Scopre subito le sue carte, il film di Baron Cohen, con un'esplicita dedica al presidente nordcoreano Kim Jong-il e la pittoresca descrizione della vita del protagonista: tiranno caricaturale impregnato di rozza retorica anti-occidentale, che però riassume anche in sé tutti gli stereotipi del nemico, arabo o terzomondista, filtrato dall'ottica di quel pensiero unico che il film vuole mettere alla berlina. Aladeen è volubile, capriccioso, ignorante e irrimediabilmente incapace di rapportarsi agli altri. Il ritmo comico è da subito molto alto, si ride dell'umorismo sfrontato e cinico della sceneggiatura, che non arretra nemmeno di fronte a esecuzioni capitali (vere o presunte) e a un grottesco "dialogo" con un cadavere. La trasferta del protagonista negli USA è l'occasione, per lo script, di spostare l'obiettivo della sua caustica satira sull'american way of life e sul divertente contrasto originato dall'interazione tra lo spaesato Aladeen e l'attivista progressista, ecologista e femminista (ma irrimediabilmente yankee) a cui dà il volto Anna Faris. Il film gioca alcune delle sue carte migliori proprio su tale contrasto, che origina un gustoso riadattamento del protagonista agli usi e costumi dell'odiata terra americana: Aladeen risolve a modo suo il problema dei clienti maleducati nel negozio di Zoey, prende in mano la sua gestione col pugno di ferro e ne modifica il look coerentemente con la sua idea di "guida".
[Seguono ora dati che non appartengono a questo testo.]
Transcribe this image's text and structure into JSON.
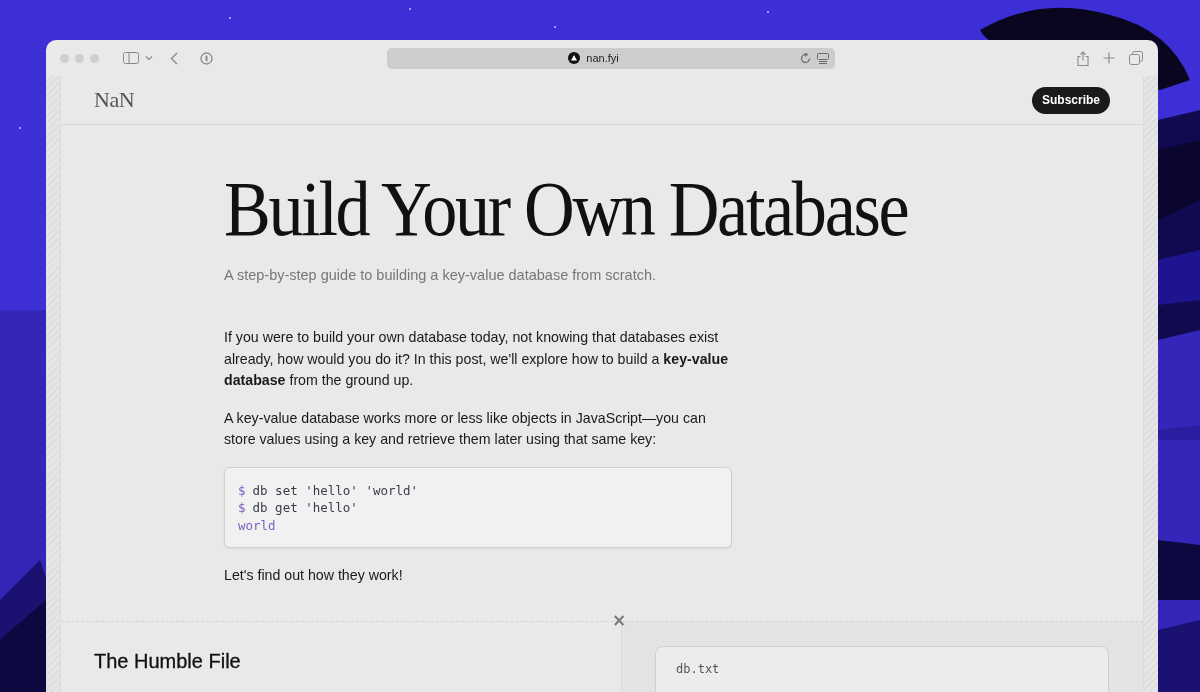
{
  "browser": {
    "address": "nan.fyi"
  },
  "site": {
    "logo": "NaN",
    "subscribe": "Subscribe"
  },
  "article": {
    "title": "Build Your Own Database",
    "subtitle": "A step-by-step guide to building a key-value database from scratch.",
    "paragraphs": [
      "If you were to build your own database today, not knowing that databases exist already, how would you do it? In this post, we'll explore how to build a **key-value database** from the ground up.",
      "A key-value database works more or less like objects in JavaScript—you can store values using a key and retrieve them later using that same key:"
    ],
    "code": [
      {
        "kind": "command",
        "prompt": "$",
        "text": "db set 'hello' 'world'"
      },
      {
        "kind": "command",
        "prompt": "$",
        "text": "db get 'hello'"
      },
      {
        "kind": "output",
        "text": "world"
      }
    ],
    "closing": "Let's find out how they work!"
  },
  "section": {
    "close": "×",
    "heading": "The Humble File",
    "file_name": "db.txt"
  }
}
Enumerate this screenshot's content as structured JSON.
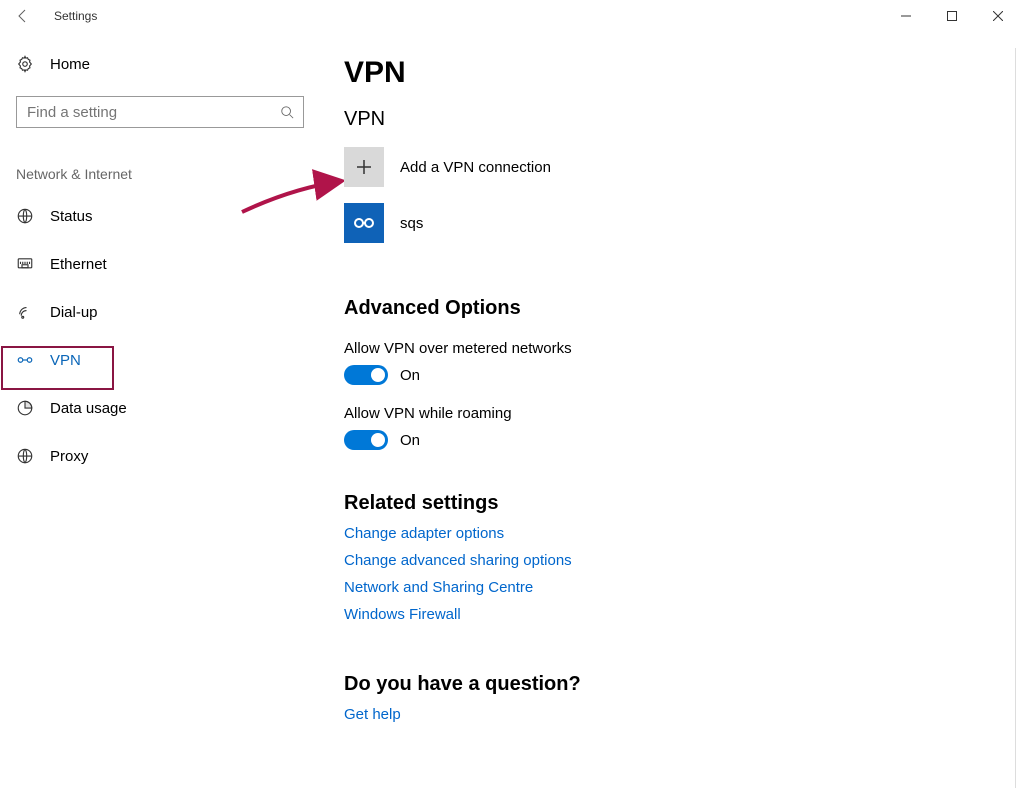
{
  "window": {
    "title": "Settings"
  },
  "sidebar": {
    "home_label": "Home",
    "search_placeholder": "Find a setting",
    "group_label": "Network & Internet",
    "items": [
      {
        "label": "Status"
      },
      {
        "label": "Ethernet"
      },
      {
        "label": "Dial-up"
      },
      {
        "label": "VPN"
      },
      {
        "label": "Data usage"
      },
      {
        "label": "Proxy"
      }
    ]
  },
  "main": {
    "page_title": "VPN",
    "vpn_section_title": "VPN",
    "add_vpn_label": "Add a VPN connection",
    "connections": [
      {
        "name": "sqs"
      }
    ],
    "advanced_title": "Advanced Options",
    "options": [
      {
        "label": "Allow VPN over metered networks",
        "on": true,
        "state": "On"
      },
      {
        "label": "Allow VPN while roaming",
        "on": true,
        "state": "On"
      }
    ],
    "related_title": "Related settings",
    "related_links": [
      "Change adapter options",
      "Change advanced sharing options",
      "Network and Sharing Centre",
      "Windows Firewall"
    ],
    "question_title": "Do you have a question?",
    "help_link": "Get help"
  }
}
Il gusto per la provocazione e lo sberleffo è profuso a piene mani dallo script, ponendosi a metà strada tra la satira vera e propria e l'umorismo sfrontato e surreale alla Monty Python (sono da ricordare l'esilarante sequenza di un parto e quella in cui il protagonista scopre le meraviglie della masturbazione); l'attacco (frontale) verso le democrazie occidentali diventa esplicito quando viene fatto riferimento a "paesi che mentono per giustificare le proprie guerre, che torturano i propri prigionieri, che cedono potere alle banche, che marciano sui diritti inalienabili dell'uomo". Baron Cohen, rispetto alle sue pellicole precedenti, decide di alzare il tiro e di fare, in modo più scoperto, satira politica; ma va detto che, in quest'intento, il geniale artista non sempre viene sostenuto da una sceneggiatura un po' esile, e da una regia (opera di nuovo del fidato Larry Charles) che nella seconda parte cede un po' alla ripetitività. Si ride molto, e si prova simpatia per il sano cinismo e l'anima punk del film, ma in questo caso qualcosa viene pagato a una struttura narrativa che forse (caduta la maschera da mockumentary delle opere precedenti) aveva bisogno di una scrittura più solida. Va detto però che, pur coi suoi (inevitabili?) limiti, Il dittatore riesce sostanzialmente a centrare il bersaglio, e a offrire allo spettatore l'intrattenimento che si aspetta: quello di chi ha qualcosa da dire, ma sceglie di dirlo attraverso la risata in faccia, lo sberleffo, la provocazione sanamente e programmaticamente volgare. In attese della prossime trasformazioni del camaleontico attore (tra quelle previste, c'è persino un'icona come Freddie Mercury dei Queen: difficile attenderla a cuor leggero) si può per ora essere soddisfatti.